A 4.2.3 Bank’s Updating of the Risk Assessment An effective AML/CFT compliance program controls risks associated with the bank’s products, services, customers, and geographic locations. An effective risk assessment, therefore, should be an ongoing process, not a one-time exercise. When new products and services are introduced, existing products and services change, high-risk customers open and close accounts, or the bank expands through mergers and acquisitions, management should update its risk assessment to identify changes in the bank’s risk profile.

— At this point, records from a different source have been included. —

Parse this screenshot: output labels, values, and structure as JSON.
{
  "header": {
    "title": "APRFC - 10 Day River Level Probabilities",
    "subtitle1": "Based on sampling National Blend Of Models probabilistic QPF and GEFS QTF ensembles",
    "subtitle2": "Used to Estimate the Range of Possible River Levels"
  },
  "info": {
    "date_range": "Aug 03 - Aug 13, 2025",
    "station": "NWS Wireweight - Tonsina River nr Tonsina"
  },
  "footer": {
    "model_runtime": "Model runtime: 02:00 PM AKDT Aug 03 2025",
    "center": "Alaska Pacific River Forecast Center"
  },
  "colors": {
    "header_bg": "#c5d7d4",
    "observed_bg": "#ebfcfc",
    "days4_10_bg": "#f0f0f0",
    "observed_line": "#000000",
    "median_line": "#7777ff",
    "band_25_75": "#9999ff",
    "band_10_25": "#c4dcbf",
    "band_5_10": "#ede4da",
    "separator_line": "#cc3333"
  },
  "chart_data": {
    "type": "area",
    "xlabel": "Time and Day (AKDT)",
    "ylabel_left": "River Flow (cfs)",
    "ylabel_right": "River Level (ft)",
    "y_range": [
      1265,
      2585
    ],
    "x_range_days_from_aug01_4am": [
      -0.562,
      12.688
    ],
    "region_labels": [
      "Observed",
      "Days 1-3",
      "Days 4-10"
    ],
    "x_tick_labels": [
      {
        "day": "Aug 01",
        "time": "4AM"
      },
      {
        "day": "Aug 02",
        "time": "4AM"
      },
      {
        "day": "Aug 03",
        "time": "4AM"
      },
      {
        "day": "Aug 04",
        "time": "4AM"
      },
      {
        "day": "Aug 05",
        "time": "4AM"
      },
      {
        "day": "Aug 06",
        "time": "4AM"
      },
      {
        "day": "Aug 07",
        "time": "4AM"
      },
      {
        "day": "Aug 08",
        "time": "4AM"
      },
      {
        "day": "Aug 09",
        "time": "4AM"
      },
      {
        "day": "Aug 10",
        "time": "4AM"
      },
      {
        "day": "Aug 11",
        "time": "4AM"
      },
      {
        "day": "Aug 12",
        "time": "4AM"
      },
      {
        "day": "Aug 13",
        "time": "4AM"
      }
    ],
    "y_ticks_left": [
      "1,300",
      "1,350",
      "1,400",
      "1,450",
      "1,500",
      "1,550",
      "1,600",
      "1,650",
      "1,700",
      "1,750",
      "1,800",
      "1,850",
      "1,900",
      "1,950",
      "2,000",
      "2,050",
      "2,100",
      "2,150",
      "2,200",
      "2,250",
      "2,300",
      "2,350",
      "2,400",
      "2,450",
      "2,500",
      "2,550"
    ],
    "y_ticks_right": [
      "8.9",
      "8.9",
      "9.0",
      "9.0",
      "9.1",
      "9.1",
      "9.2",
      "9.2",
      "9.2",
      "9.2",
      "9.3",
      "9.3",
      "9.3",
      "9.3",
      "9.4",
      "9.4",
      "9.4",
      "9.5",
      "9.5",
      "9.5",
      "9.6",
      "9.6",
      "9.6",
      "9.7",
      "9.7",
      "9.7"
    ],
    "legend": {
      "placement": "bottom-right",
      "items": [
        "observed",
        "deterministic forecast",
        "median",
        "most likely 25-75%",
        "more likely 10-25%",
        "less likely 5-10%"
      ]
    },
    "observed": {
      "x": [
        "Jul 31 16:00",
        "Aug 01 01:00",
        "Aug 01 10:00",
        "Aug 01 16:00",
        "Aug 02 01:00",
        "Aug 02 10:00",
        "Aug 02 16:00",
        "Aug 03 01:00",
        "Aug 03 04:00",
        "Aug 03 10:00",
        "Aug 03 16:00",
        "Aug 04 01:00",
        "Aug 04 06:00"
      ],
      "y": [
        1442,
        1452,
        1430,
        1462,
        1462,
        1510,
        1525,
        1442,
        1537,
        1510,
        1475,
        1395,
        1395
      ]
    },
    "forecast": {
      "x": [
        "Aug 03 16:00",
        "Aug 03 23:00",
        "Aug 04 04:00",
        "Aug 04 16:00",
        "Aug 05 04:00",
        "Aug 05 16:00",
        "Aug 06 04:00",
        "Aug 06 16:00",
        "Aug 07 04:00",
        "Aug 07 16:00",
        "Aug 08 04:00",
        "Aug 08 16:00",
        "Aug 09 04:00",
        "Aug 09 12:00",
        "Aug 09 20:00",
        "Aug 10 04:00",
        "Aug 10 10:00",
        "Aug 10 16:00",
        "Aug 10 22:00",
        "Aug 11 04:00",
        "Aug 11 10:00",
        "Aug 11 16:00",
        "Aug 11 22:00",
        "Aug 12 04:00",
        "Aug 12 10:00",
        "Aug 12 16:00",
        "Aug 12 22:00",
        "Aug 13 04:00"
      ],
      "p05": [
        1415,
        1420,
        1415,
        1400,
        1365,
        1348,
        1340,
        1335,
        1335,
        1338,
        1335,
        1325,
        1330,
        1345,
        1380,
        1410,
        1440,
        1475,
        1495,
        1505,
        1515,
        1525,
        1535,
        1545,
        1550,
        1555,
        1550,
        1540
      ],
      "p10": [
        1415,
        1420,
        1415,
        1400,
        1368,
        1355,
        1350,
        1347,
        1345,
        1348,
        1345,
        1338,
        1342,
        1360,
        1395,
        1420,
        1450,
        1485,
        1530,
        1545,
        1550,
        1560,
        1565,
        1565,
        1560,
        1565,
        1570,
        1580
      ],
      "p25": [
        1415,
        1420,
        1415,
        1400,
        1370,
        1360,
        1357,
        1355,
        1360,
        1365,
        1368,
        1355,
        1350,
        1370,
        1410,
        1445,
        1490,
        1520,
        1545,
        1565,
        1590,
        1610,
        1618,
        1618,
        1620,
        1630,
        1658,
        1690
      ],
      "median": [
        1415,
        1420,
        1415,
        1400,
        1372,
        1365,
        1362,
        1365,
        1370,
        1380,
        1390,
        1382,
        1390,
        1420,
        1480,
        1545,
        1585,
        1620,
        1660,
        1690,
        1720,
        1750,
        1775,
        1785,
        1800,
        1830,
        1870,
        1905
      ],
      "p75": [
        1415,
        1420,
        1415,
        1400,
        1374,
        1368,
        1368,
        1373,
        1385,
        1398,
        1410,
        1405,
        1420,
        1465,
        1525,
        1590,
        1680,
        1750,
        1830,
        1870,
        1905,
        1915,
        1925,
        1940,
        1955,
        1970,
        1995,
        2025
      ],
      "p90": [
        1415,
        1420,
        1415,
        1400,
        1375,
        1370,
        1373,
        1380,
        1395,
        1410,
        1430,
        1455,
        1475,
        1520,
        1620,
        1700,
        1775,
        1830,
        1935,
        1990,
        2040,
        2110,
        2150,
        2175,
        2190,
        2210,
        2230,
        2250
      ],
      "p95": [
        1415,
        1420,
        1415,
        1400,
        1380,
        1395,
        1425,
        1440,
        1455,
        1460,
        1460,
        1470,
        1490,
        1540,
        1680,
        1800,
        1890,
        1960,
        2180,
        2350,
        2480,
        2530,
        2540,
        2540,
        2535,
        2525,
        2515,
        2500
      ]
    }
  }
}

Even in the absence of such changes, it is a sound practice for banks to reassess their ML/FT risks at least every 12 to 18 months.

A 4.2.4 Examiner Determination of the Bank’s ML/FT Aggregate Risk Profile In some countries, especially in the US, examiners, during finalizing the examination phase of the AML/CFT inspection, should assess whether the controls of the bank’s AML/CFT compliance program are appropriate to manage and mitigate its ML/FT risks, and so determine an aggregate risk profile for the bank. This aggregate risk profile takes into consideration the risk assessment developed by the bank and then factors in the adequacy of the AML/CFT compliance program. Examiners, based on the risk assessment, should determine whether the bank’s AML/CFT compliance program will appropriately mitigate the ML/FT risks. As long as the bank’s AML/CFT compliance program adequately identifies, measures, monitors, and controls this risk as part of a deliberate risk strategy, the existence of ML/FT risk within the aggregate risk profile should not be criticized. On the other hand, when the risks are not appropriately controlled, examiners must communicate the need to mitigate ML/FT risk to the bank’s management and board of directors.